A day later, team officials made it clear that Jackson is not necessarily the final piece of the puzzle, or even the solution in center field. After mentioning several times that it was a strategic signing, vice president of baseball operations Brian Sabean gave a blunt answer when asked about Jackson’s role. 

“Did we get him to be our everyday center fielder? Probably not,” Sabean said. “I don’t know that in his recent history he’s been able to go out there in that fashion.”

Jackson played just 54 games in 2016 and 85 last season for the Indians. The Giants see him as a complementary piece, someone who can handle plenty of time in center, spell McCutchen and Hunter Pence in the corners, and give them a dangerous bat against left-handed pitchers. 

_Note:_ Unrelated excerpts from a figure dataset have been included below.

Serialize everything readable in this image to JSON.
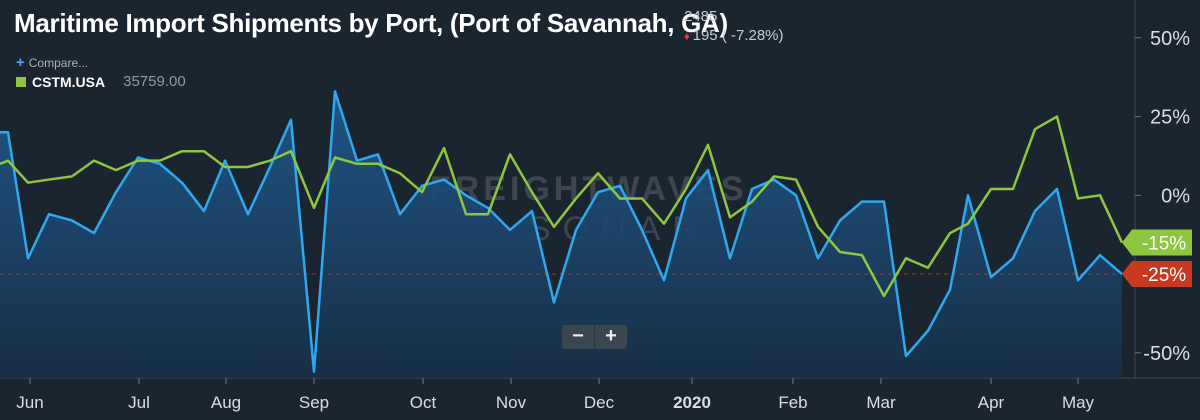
{
  "header": {
    "title": "Maritime Import Shipments by Port, (Port of Savannah, GA)",
    "value": "2485",
    "change": "195 ( -7.28%)",
    "compare_label": "Compare...",
    "legend_symbol": "CSTM.USA",
    "legend_value": "35759.00"
  },
  "colors": {
    "background": "#1b2530",
    "primary_line": "#2fa8f0",
    "primary_fill_top": "#1f4f7d",
    "secondary_line": "#8dc63f",
    "last_red": "#c8391f",
    "last_green": "#8dc63f"
  },
  "watermark": {
    "top": "FREIGHTWAVES",
    "bottom": "SONAR"
  },
  "zoom": {
    "minus": "−",
    "plus": "+"
  },
  "chart_data": {
    "type": "line",
    "y_unit": "%",
    "ylim": [
      -58,
      62
    ],
    "y_ticks": [
      {
        "v": 50,
        "label": "50%"
      },
      {
        "v": 25,
        "label": "25%"
      },
      {
        "v": 0,
        "label": "0%"
      },
      {
        "v": -50,
        "label": "-50%"
      }
    ],
    "x_range": [
      0,
      1135
    ],
    "x_ticks": [
      {
        "x": 30,
        "label": "Jun",
        "bold": false
      },
      {
        "x": 139,
        "label": "Jul",
        "bold": false
      },
      {
        "x": 226,
        "label": "Aug",
        "bold": false
      },
      {
        "x": 314,
        "label": "Sep",
        "bold": false
      },
      {
        "x": 423,
        "label": "Oct",
        "bold": false
      },
      {
        "x": 511,
        "label": "Nov",
        "bold": false
      },
      {
        "x": 599,
        "label": "Dec",
        "bold": false
      },
      {
        "x": 692,
        "label": "2020",
        "bold": true
      },
      {
        "x": 793,
        "label": "Feb",
        "bold": false
      },
      {
        "x": 881,
        "label": "Mar",
        "bold": false
      },
      {
        "x": 991,
        "label": "Apr",
        "bold": false
      },
      {
        "x": 1078,
        "label": "May",
        "bold": false
      }
    ],
    "series": [
      {
        "values": [
          [
            0,
            20
          ],
          [
            8,
            20
          ],
          [
            28,
            -20
          ],
          [
            49,
            -6
          ],
          [
            72,
            -8
          ],
          [
            94,
            -12
          ],
          [
            116,
            1
          ],
          [
            138,
            12
          ],
          [
            160,
            10
          ],
          [
            182,
            4
          ],
          [
            204,
            -5
          ],
          [
            225,
            11
          ],
          [
            248,
            -6
          ],
          [
            270,
            9
          ],
          [
            291,
            24
          ],
          [
            314,
            -56
          ],
          [
            335,
            33
          ],
          [
            357,
            11
          ],
          [
            378,
            13
          ],
          [
            400,
            -6
          ],
          [
            422,
            3
          ],
          [
            444,
            5
          ],
          [
            466,
            0
          ],
          [
            488,
            -4
          ],
          [
            510,
            -11
          ],
          [
            532,
            -5
          ],
          [
            554,
            -34
          ],
          [
            576,
            -11
          ],
          [
            598,
            1
          ],
          [
            620,
            3
          ],
          [
            642,
            -11
          ],
          [
            664,
            -27
          ],
          [
            686,
            -1
          ],
          [
            708,
            8
          ],
          [
            730,
            -20
          ],
          [
            752,
            2
          ],
          [
            774,
            5
          ],
          [
            796,
            0
          ],
          [
            818,
            -20
          ],
          [
            840,
            -8
          ],
          [
            862,
            -2
          ],
          [
            884,
            -2
          ],
          [
            906,
            -51
          ],
          [
            928,
            -43
          ],
          [
            950,
            -30
          ],
          [
            968,
            0
          ],
          [
            991,
            -26
          ],
          [
            1013,
            -20
          ],
          [
            1035,
            -5
          ],
          [
            1057,
            2
          ],
          [
            1078,
            -27
          ],
          [
            1100,
            -19
          ],
          [
            1122,
            -25
          ]
        ],
        "last": "-25%"
      },
      {
        "values": [
          [
            0,
            10
          ],
          [
            8,
            11
          ],
          [
            28,
            4
          ],
          [
            49,
            5
          ],
          [
            72,
            6
          ],
          [
            94,
            11
          ],
          [
            116,
            8
          ],
          [
            138,
            11
          ],
          [
            160,
            11
          ],
          [
            182,
            14
          ],
          [
            204,
            14
          ],
          [
            225,
            9
          ],
          [
            248,
            9
          ],
          [
            270,
            11
          ],
          [
            291,
            14
          ],
          [
            314,
            -4
          ],
          [
            335,
            12
          ],
          [
            357,
            10
          ],
          [
            378,
            10
          ],
          [
            400,
            7
          ],
          [
            422,
            1
          ],
          [
            444,
            15
          ],
          [
            466,
            -6
          ],
          [
            488,
            -6
          ],
          [
            510,
            13
          ],
          [
            532,
            1
          ],
          [
            554,
            -10
          ],
          [
            576,
            -1
          ],
          [
            598,
            7
          ],
          [
            620,
            -1
          ],
          [
            642,
            -1
          ],
          [
            664,
            -9
          ],
          [
            686,
            2
          ],
          [
            708,
            16
          ],
          [
            730,
            -7
          ],
          [
            752,
            -2
          ],
          [
            774,
            6
          ],
          [
            796,
            5
          ],
          [
            818,
            -10
          ],
          [
            840,
            -18
          ],
          [
            862,
            -19
          ],
          [
            884,
            -32
          ],
          [
            906,
            -20
          ],
          [
            928,
            -23
          ],
          [
            950,
            -12
          ],
          [
            968,
            -9
          ],
          [
            991,
            2
          ],
          [
            1013,
            2
          ],
          [
            1035,
            21
          ],
          [
            1057,
            25
          ],
          [
            1078,
            -1
          ],
          [
            1100,
            0
          ],
          [
            1122,
            -15
          ]
        ],
        "last": "-15%"
      }
    ]
  }
}
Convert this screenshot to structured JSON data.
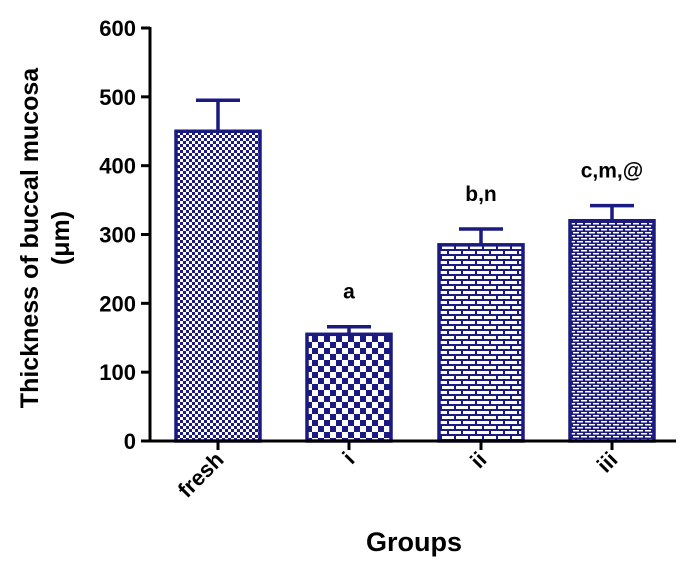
{
  "chart_data": {
    "type": "bar",
    "title": "",
    "xlabel": "Groups",
    "ylabel": "Thickness of buccal mucosa",
    "ylabel_unit": "(μm)",
    "categories": [
      "fresh",
      "i",
      "ii",
      "iii"
    ],
    "values": [
      450,
      155,
      285,
      320
    ],
    "error_plus": [
      45,
      11,
      23,
      22
    ],
    "annotations": [
      "",
      "a",
      "b,n",
      "c,m,@"
    ],
    "y_ticks": [
      "0",
      "100",
      "200",
      "300",
      "400",
      "500",
      "600"
    ],
    "ylim": [
      0,
      600
    ],
    "grid": false,
    "legend": "none",
    "patterns": [
      "checker-fine",
      "checker",
      "brick",
      "brick-fine"
    ],
    "color": "#1a1a80"
  }
}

It seemed that was a role that would mostly go to Austin Slater, but the Giants gave Jackson a two-year deal for $6 million, basically wiping out the rest of their room under the tax line. They will not be significantly involved in free agency from this point on, which leaves two options for one more outfield addition. 

Steven Duggar was mentioned over and over again on Tuesday’s conference call, and the Giants will give the prospect a chance to win a significant role this spring. It’s possible that Duggar and Jackson could form a platoon, but before committing to that, the front office will look to add a third offseason addition via trade. 

“There are still some fronts that we are pursuing with minimum-service type of players, which are low in salary,” Sabean said. “We’ll flush out other possibilities.”

Evans has spent months laying the groundwork for multiple deals, and the front office remains confident that one more outfielder can be added via trade. The player would have to be young and pre-arbitration to line up financially with the rest of the offseason work.

If that doesn’t end up happening, Bruce Bochy won’t be too upset. Bochy said he couldn’t be happier with the work Sabean and Evans have done to overhaul an outfield that was unfathomably bad on both sides of the ball last season. If Jackson is the final piece, Bochy is ready to make it work. 

“Right now, as we start the season, I think you’ll see Austin out in center field as much as anything,” he said. “We’ll see where we’re at when we break camp, but that’s a need for us out there in center. As we break camp, we’ll know where we’re at with other options, Gorkys (Hernandez) or Duggar. But center field is where (Jackson) will spend most of his time this spring.”